To me, the question revealed a couple of assumptions. First, that the most important knowledge is proto-scientific, technical and in the main, rational. And, as a natural consequence, that it is the most recent theories, the ‘latest research’ we should pay most attention to. These assumptions are, I think, very widespread, which is what made it a natural question to ask. I also think they are mistaken. So I answered with another question.

‘Why would you ignore the collected wisdom of thousands of years of human inquiry?’ I replied.

We are easily seduced by novelty and recency and can quickly become ‘fashionistas’ of thought. This is upside down. My feeling is that there is a kind of inverse law in play, along the lines of ‘the more recent it is, the more likely it is to be trivial or inconsequential’.

If you are grappling with anything that involves a consideration of human nature (and frankly, who isn’t?), if you are looking for deep understanding, for an explanation of why we act as we do, then you are going to need, at the very least, to include the long view of human thought.

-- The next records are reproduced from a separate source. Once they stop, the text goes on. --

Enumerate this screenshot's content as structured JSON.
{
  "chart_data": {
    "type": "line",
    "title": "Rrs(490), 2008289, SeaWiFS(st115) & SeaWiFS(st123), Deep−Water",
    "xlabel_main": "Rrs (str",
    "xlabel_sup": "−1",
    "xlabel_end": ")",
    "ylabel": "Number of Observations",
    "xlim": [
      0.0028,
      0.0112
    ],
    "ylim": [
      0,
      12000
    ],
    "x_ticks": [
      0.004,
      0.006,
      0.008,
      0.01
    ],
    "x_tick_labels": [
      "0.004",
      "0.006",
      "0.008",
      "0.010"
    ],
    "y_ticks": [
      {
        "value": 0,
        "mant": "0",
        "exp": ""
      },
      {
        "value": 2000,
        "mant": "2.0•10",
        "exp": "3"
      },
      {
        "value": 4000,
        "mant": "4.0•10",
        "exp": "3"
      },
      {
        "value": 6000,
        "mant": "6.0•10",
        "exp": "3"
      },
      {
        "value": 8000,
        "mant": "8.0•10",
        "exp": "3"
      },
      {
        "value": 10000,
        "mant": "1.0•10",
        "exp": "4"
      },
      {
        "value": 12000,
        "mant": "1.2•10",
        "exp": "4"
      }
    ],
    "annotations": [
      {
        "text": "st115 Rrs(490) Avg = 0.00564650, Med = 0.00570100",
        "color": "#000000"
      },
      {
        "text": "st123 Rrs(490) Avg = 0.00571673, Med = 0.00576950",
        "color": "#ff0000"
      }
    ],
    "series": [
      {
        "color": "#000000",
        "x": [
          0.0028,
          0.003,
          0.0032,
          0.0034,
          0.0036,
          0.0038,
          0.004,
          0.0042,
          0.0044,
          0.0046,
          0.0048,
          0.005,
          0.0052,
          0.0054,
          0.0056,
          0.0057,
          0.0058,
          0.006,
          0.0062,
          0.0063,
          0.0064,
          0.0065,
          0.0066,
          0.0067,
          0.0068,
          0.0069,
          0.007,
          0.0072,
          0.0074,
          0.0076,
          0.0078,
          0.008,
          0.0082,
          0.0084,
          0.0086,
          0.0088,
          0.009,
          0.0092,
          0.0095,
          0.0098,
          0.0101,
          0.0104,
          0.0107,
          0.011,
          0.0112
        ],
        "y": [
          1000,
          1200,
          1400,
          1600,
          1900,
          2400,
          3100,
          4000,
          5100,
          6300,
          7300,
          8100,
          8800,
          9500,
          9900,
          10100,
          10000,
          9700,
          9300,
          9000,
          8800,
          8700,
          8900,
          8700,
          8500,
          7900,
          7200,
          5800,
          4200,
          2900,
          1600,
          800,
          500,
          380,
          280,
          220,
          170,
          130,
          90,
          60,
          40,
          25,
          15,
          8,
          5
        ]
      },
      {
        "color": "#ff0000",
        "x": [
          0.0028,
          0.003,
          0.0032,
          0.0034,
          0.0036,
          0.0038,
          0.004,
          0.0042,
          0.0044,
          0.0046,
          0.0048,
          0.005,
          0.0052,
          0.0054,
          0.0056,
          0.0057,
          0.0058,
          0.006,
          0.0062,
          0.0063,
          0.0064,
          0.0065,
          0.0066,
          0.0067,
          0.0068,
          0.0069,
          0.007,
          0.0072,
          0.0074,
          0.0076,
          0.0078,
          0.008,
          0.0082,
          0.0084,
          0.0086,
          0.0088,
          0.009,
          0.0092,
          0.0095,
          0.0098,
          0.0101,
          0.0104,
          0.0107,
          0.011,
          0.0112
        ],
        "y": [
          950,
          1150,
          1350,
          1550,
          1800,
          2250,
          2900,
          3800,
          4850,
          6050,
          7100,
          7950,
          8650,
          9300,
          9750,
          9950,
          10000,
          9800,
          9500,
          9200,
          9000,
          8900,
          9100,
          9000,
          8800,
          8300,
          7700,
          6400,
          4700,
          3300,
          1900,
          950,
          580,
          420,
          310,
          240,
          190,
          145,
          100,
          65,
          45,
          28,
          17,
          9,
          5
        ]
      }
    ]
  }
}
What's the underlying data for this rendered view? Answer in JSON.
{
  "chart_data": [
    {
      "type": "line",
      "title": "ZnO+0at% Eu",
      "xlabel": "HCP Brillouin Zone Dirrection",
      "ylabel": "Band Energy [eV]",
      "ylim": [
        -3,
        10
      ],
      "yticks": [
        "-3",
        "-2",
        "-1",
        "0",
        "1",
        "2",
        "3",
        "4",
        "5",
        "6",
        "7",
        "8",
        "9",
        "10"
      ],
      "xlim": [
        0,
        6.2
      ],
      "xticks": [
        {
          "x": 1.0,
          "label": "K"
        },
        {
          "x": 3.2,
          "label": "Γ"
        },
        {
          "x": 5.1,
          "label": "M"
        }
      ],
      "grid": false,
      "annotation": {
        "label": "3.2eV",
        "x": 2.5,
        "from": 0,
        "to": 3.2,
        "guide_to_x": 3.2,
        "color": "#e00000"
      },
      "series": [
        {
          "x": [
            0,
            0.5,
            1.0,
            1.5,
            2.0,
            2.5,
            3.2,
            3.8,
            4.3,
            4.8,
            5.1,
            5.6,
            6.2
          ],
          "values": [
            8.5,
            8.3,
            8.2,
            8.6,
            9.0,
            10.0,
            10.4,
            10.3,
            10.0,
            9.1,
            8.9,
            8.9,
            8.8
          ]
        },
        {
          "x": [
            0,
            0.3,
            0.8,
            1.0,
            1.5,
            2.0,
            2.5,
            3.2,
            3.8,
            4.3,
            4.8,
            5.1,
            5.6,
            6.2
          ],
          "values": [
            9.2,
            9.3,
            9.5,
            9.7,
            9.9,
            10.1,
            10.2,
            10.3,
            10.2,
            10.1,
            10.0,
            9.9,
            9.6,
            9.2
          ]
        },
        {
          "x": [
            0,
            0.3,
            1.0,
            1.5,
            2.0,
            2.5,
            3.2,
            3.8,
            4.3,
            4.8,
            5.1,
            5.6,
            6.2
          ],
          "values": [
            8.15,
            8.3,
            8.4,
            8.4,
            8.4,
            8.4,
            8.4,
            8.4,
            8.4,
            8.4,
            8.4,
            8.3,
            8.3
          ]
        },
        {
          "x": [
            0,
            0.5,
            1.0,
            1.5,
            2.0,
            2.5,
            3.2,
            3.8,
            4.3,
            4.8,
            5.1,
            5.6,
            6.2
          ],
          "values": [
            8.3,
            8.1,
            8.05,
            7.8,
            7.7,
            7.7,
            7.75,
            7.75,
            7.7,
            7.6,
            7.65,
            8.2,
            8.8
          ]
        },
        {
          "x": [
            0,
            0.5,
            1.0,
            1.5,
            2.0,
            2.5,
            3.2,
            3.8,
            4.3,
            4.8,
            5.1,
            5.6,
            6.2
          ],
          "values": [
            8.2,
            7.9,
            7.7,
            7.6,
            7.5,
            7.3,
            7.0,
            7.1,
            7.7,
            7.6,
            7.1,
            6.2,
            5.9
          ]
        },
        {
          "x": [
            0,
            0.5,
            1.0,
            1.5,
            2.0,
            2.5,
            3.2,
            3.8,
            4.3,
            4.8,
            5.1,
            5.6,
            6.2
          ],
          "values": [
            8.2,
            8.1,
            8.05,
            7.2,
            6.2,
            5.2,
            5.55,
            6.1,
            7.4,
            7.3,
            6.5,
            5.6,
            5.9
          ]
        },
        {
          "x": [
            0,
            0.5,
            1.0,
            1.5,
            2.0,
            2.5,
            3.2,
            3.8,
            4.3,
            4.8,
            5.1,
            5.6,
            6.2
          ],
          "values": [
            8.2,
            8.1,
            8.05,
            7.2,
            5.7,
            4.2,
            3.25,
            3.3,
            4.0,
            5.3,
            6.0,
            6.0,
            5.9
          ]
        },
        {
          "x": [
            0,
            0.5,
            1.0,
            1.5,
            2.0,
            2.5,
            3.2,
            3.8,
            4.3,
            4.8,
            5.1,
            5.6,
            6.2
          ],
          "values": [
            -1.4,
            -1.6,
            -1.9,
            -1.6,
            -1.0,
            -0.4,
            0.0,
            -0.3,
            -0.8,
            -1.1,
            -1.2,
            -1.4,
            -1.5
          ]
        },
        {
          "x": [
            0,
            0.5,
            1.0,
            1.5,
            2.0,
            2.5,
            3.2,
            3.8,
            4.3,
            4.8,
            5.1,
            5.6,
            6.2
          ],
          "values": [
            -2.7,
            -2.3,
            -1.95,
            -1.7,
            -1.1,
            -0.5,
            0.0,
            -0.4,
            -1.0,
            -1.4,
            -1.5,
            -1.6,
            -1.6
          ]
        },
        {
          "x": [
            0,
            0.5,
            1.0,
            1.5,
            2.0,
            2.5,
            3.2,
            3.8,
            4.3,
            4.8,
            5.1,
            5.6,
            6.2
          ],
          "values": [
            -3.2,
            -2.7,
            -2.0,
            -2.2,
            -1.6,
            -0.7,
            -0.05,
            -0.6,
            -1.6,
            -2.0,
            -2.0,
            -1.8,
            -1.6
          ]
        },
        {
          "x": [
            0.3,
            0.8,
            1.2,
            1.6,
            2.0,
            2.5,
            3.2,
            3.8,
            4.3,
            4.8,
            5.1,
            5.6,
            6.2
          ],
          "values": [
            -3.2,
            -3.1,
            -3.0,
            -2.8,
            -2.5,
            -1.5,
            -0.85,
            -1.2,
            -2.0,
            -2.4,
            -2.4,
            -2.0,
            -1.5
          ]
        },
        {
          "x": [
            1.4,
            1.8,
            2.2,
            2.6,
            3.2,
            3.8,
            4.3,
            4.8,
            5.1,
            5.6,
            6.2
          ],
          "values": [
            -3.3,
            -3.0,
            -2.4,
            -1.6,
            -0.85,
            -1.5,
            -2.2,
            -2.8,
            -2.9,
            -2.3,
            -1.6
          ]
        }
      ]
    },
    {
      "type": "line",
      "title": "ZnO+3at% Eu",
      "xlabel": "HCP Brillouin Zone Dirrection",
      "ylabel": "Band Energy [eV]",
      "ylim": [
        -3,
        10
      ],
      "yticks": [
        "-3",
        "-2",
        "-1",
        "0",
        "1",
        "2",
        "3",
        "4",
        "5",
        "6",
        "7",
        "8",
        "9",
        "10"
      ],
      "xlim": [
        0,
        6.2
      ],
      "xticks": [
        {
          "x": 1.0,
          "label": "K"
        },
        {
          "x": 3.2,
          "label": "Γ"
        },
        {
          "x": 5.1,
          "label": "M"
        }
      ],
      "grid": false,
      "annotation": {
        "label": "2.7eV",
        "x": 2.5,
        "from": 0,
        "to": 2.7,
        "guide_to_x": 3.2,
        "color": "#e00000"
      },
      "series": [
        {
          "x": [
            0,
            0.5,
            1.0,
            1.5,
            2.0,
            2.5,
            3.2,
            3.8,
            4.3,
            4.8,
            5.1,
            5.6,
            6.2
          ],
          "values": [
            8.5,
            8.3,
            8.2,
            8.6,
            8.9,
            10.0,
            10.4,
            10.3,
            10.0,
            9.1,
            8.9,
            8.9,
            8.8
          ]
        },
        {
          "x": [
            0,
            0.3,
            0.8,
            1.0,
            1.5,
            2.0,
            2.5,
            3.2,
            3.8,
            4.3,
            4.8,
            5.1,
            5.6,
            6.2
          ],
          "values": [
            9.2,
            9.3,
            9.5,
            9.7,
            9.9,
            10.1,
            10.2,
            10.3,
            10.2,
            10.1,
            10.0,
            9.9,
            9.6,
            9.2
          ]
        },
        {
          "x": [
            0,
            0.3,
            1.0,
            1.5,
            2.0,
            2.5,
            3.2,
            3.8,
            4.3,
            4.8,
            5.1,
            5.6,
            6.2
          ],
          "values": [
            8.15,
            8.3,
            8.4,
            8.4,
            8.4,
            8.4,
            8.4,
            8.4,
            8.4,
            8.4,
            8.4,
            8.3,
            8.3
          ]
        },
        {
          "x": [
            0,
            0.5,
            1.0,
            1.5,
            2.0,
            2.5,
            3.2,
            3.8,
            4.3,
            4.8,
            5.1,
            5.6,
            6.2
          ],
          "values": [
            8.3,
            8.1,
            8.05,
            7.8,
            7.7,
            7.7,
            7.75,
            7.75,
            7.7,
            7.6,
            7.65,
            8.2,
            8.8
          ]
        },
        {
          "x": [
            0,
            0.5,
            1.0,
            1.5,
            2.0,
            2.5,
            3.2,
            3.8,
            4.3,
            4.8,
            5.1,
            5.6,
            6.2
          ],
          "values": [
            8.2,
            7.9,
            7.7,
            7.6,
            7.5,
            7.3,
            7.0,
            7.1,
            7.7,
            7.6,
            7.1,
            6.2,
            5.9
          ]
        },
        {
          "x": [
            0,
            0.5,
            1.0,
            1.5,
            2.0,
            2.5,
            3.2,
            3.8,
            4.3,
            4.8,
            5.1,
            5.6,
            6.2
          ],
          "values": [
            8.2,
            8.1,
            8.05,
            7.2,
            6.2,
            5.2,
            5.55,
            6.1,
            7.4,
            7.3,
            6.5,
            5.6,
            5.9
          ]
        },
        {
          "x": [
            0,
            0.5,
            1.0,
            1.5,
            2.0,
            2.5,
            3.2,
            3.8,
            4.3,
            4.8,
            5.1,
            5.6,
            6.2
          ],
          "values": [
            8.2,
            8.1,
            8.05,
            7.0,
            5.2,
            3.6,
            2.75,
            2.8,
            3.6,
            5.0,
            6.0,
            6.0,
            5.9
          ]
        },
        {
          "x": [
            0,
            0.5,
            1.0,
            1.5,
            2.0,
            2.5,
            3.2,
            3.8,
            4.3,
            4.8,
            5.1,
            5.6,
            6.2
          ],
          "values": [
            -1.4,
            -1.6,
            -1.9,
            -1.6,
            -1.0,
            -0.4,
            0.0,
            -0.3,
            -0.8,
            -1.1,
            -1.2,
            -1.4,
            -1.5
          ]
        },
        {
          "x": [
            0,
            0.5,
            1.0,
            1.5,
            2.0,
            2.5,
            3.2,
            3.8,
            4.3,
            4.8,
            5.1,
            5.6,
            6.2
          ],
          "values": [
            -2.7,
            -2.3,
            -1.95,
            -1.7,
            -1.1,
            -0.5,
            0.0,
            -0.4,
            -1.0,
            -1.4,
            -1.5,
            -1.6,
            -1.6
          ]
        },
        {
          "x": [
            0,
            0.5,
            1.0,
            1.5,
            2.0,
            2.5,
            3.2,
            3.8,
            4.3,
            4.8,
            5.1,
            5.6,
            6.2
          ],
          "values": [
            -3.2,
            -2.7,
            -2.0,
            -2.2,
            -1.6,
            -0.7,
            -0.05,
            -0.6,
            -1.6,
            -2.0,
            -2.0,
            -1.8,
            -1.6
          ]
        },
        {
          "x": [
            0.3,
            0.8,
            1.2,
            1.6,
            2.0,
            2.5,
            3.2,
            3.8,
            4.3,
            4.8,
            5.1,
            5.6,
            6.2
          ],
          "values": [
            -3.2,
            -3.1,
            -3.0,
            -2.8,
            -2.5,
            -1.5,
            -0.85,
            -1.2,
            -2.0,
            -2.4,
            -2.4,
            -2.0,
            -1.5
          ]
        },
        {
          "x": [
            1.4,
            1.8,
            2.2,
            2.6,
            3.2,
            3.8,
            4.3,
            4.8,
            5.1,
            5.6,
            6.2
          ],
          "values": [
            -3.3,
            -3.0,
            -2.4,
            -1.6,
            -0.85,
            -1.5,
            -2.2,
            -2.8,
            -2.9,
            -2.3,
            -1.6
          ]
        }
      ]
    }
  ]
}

It is a bit like biomimicry. Yes, it is a nascent field, but biomimicry bases itself on three billion years of research in the massive R&D lab that is ‘life on planet earth’. Surely the collective wisdom of thinkers and doers throughout the ages is more likely to hold solutions to important human issues than an up to the minute MBA?

So, if you want to learn proper grown up stuff then the old ideas are the best. Or to put the same thing the other way around, that if you only concern yourself only with new learning, you are unlikely to come across anything that is great.